Non Parametric Algorithms

2019-12-22

3 min read

As we have seen with the QDA and LDA classifiers, it is possible to obtain the posterior probabilities by estimating the class conditional probabilities using a (multivariate) Gaussian distribution. And we estimated the parameters of the Gaussian distribution, $\mu$ and $\Sigma$ based on set of (unbiased) examples.

Instead of using this parametric approach, it is also possible to estimate the class conditional probabilities using Kernel density estimation

Kernel density estimation: Here the main idea is that you approximate the distribution by a mixture of continuous distributions called kernels.

Histogram Density Estimation

In histogram density estimation the feature space is split in subregions (kernels) of width: $h$. Within each of these regions the number of objects of each class is counted. The class conditional probabilties are then calculated per region, and normalized by the kernel width and total amount of samples.

\[\begin{aligned} p(x|y_i) = \dfrac{1}{h} \dfrac{k_i}{n_i} \end{aligned}\]

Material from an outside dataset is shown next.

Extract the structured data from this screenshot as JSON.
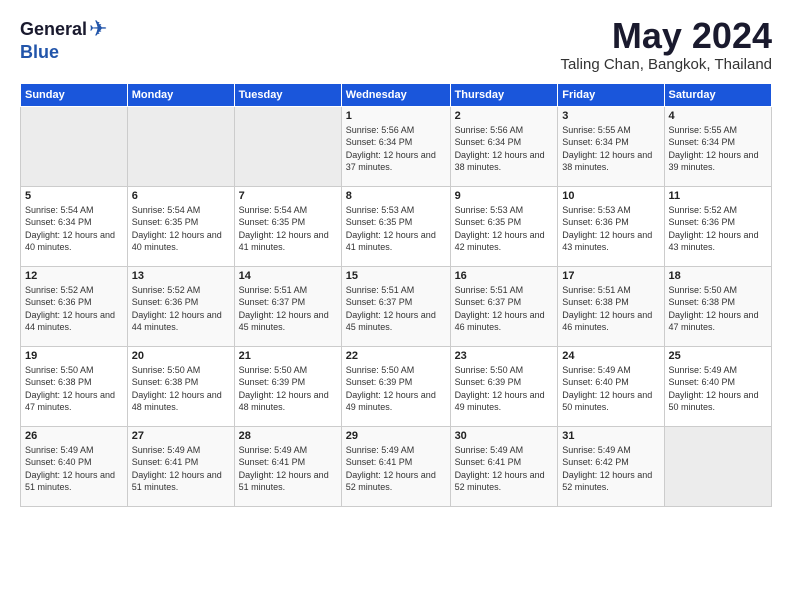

The downside of the histogram method is that the feature space is discretely separated in bins. Therefore the estimated density will not be continuous throughout the feature space. Decreasing the bin size on the other hand causes problems in sparse datasets.

Parzen Density Estimation

In parzen density estimation, kernels are centered at every datatpoint $x_i$. The class conditional probability is the normalized sum of these kernels.

\[\begin{aligned} p(x|y_i) = \dfrac{1}{n_i h} \sum_{i=1}^{n_i} K( \dfrac{x - x_j}{h}) \end{aligned}\]

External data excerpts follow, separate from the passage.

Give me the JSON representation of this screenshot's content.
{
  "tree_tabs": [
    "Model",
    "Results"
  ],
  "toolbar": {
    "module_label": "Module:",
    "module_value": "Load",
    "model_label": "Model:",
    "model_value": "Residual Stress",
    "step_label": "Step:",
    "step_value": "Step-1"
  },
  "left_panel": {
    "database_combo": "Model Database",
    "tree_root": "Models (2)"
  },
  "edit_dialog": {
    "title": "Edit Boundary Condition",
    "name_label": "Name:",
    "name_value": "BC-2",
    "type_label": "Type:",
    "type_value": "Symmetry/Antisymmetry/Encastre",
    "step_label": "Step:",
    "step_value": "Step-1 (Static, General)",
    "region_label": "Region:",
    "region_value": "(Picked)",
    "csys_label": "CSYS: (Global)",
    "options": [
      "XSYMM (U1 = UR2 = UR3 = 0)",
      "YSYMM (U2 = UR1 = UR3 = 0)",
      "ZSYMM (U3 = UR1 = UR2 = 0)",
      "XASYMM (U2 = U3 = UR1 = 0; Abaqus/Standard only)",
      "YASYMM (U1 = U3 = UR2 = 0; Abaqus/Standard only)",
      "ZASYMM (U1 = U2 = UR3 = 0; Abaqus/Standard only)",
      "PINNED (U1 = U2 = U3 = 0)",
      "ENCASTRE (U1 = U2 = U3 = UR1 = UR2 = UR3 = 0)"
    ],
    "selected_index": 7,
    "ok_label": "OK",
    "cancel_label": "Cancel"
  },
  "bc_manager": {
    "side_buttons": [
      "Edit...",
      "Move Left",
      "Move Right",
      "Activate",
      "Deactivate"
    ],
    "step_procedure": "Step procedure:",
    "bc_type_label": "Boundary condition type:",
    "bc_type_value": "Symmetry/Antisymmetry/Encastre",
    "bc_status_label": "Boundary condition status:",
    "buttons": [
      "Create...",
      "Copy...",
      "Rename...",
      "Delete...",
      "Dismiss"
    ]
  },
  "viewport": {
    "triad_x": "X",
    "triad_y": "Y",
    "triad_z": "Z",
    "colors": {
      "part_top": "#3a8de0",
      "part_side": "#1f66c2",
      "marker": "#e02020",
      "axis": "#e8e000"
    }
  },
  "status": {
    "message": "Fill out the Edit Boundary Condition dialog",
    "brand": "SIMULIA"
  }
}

Given that the kernel used is wide enough and continuous, this method deals with the problems found in the histogram density estimation.

K-NN

Another method estimates the density of the distribution based on each data point $x$ his $k$ nearest neighbors. The metric for the density is based on the volume of a sphere $V_k$ centered at $x$ ,with radius $r$ being the distance to the $k^{th}$ nearest neighbor. This is divided by $n_i$ to normalize the density.

\[\begin{aligned} p(x|y_i) &= \dfrac{k}{n_iV_{k_i}(x)} \\ &= \dfrac{k}{n_i \pi (x-x_{k_i})^2 } \end{aligned}\]

The general hypothesis function for the two class case is as follows:

\[\begin{aligned} h(x) = \begin{cases} \text{if} \ p(y_1 | x) > p(y_2 | x) &: y=1 \\ \text{if} \ p(y_2 | x) > p(y_1 | x) &: y=2 \end{cases} \end{aligned}\]

The data distribution is similar to the class distribution, only non-class dependent:

\[\begin{aligned} p(x) &= \dfrac{k}{nV_k} \\ &= \dfrac{k}{n \pi (x-x_k)^2} \end{aligned}\]

Class priors are given by:

\[\begin{aligned} p(y_i) = \dfrac{n_i}{n} \end{aligned}\]

The class posteriors can be simplified, by removing non class dependant constants and multipliers.

\[\begin{aligned} p(y_i|x) &= \dfrac{p(x|y_i)p(y_i)}{p(x)} \\ &\Rightarrow p(x|y_i)p(y_i) \\ &= \dfrac{k}{n \pi} \dfrac{1}{(x-x_{k_i})^2} \\ &\Rightarrow \dfrac{1}{(x-x_{k_i})^2} \end{aligned}\]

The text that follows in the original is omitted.